Stop buying gender stereotypes

Valentine’s Day, the $20 billion investment Americans make in romance each Feb. 14, is beginning to acquire a sharper edge.

That’s because it is now also being called V-Day, a movement spawned by Eve Ensler, whose episodic play, “The Vagina Monologues” invited women (and men) to re-examine the feminine experience and discover ways to gain empowerment and end violence against women.

V-Day, in turn, has birthed 1 Billion Rising, a global campaign calling attention to the 1 billion women who will be victims of rape or violence during their lifetimes, a statistic of staggering dimension.

Last year, on Valentine’s Day (aka V-Day), an estimated billion women and men participated in activities in 207 countries calling attention to violence against women. The movement wasn’t very visible in Sonoma last Friday, but the issue itself got fresh attention when Jennifer Siebel Newsom appeared at the Sebastiani Theatre Feb. 3 (see the page 1 story) to talk about her film, “Miss Representation,” and her work with The Representation Project, to “rewrite the story” on both women and men.

Siebel Newsom appeared as the inaugural voice in a new speaker series launched by the Mentoring Alliance, and she drove home a number of points that reverberated around the re-envisioned version of Valentine’s day.

If you’re a man, of course, you can only approach this issue with a certain humility. There remains in almost every culture – very much including ours – a pervasive sense of patrimony to which, it seems safe to say, most men are consciously or unconsciously, passively or proactively, subject.

One result is male domination of media and the subsequent objectification of women in advertising and programming. Although women now make up slightly more than half of local TV news anchors, they fill only 28 percent of local news director positions, and just 16 percent of general managers at local TV stations. More than 75 percent of the hosts on cable news programs are men, as are 67 percent of their guests.

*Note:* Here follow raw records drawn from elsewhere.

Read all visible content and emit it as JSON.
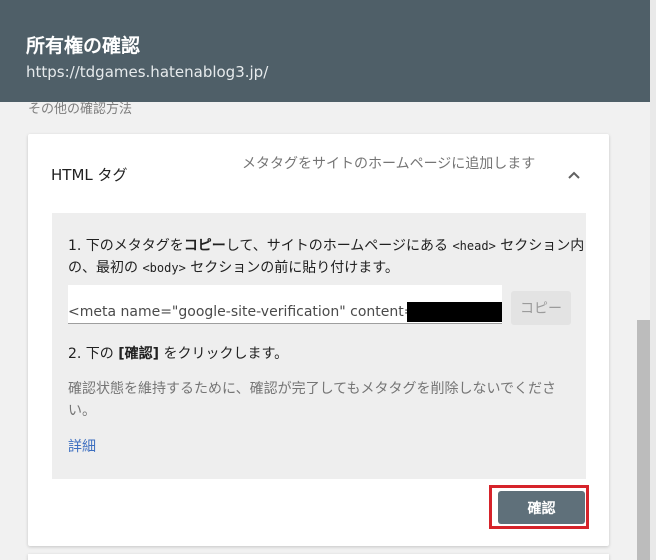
{
  "dialog": {
    "title": "所有権の確認",
    "subtitle": "https://tdgames.hatenablog3.jp/"
  },
  "cut_off_label": "その他の確認方法",
  "method": {
    "name": "HTML タグ",
    "description": "メタタグをサイトのホームページに追加します",
    "expand_icon": "chevron-up-icon"
  },
  "instructions": {
    "step1_a": "1. 下のメタタグを",
    "step1_b": "コピー",
    "step1_c": "して、サイトのホームページにある ",
    "step1_code1": "<head>",
    "step1_d": " セクション内の、最初の ",
    "step1_code2": "<body>",
    "step1_e": " セクションの前に貼り付けます。",
    "meta_tag": "<meta name=\"google-site-verification\" content=\"",
    "copy_button": "コピー",
    "step2_a": "2. 下の ",
    "step2_b": "[確認]",
    "step2_c": " をクリックします。",
    "note": "確認状態を維持するために、確認が完了してもメタタグを削除しないでください。",
    "details_link": "詳細"
  },
  "confirm_button": "確認",
  "colors": {
    "header_bg": "#4f5f68",
    "confirm_bg": "#5f707a",
    "highlight": "#d6232a",
    "link": "#3d6fc0"
  }
}
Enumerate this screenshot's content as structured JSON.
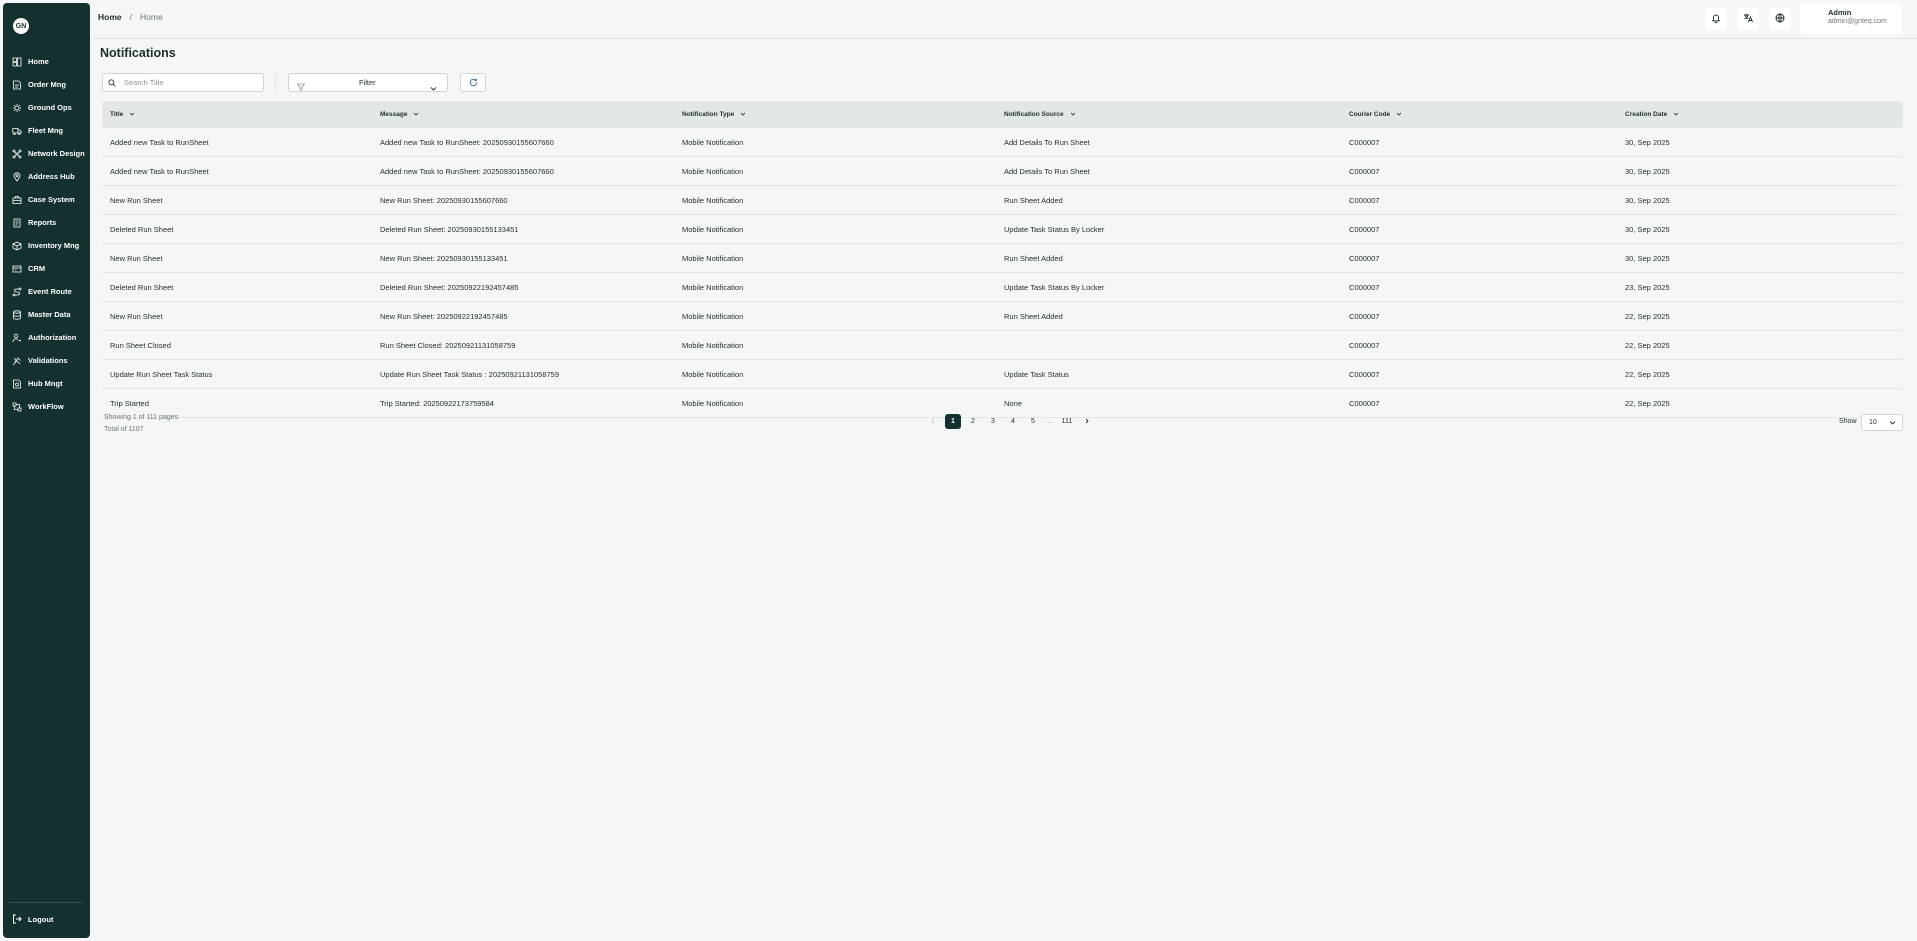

And on daily newspapers, roughly two-thirds of reporters and editors are male. (Full disclosure: The Index-Tribune has a six-person editorial staff, of which two are women.)

Spin these statistics into a very different context and you discover the stunning fact that, in 2009, about 93 percent of inmates in U.S. prisons were male.

Siebel Newsom’s first film, “Miss Representation,” drew attention to the way women are represented (and misrepresented) in media, leading girls to see themselves as objects. She is now in production on a second film exploring the other side of the equation. Titled, “The Mask You Live In,” the new film explores the ways in which boys are led to believe that strength and power require domination.

Siebel Newsom has addressed these challenging cultural currents with a nonprofit organization called The Representation Project with a mission to use film and other media to end gender stereotypes.

One part of that effort is the “Not Buying It” campaign, which invites citizens to upload offensive media images to Twitter and send them directly to offending companies with the message, “I’m not buying it.”

We salute that strategy and encourage its use. The “Not Buying It” app can be downloaded at therepresenationproject.org.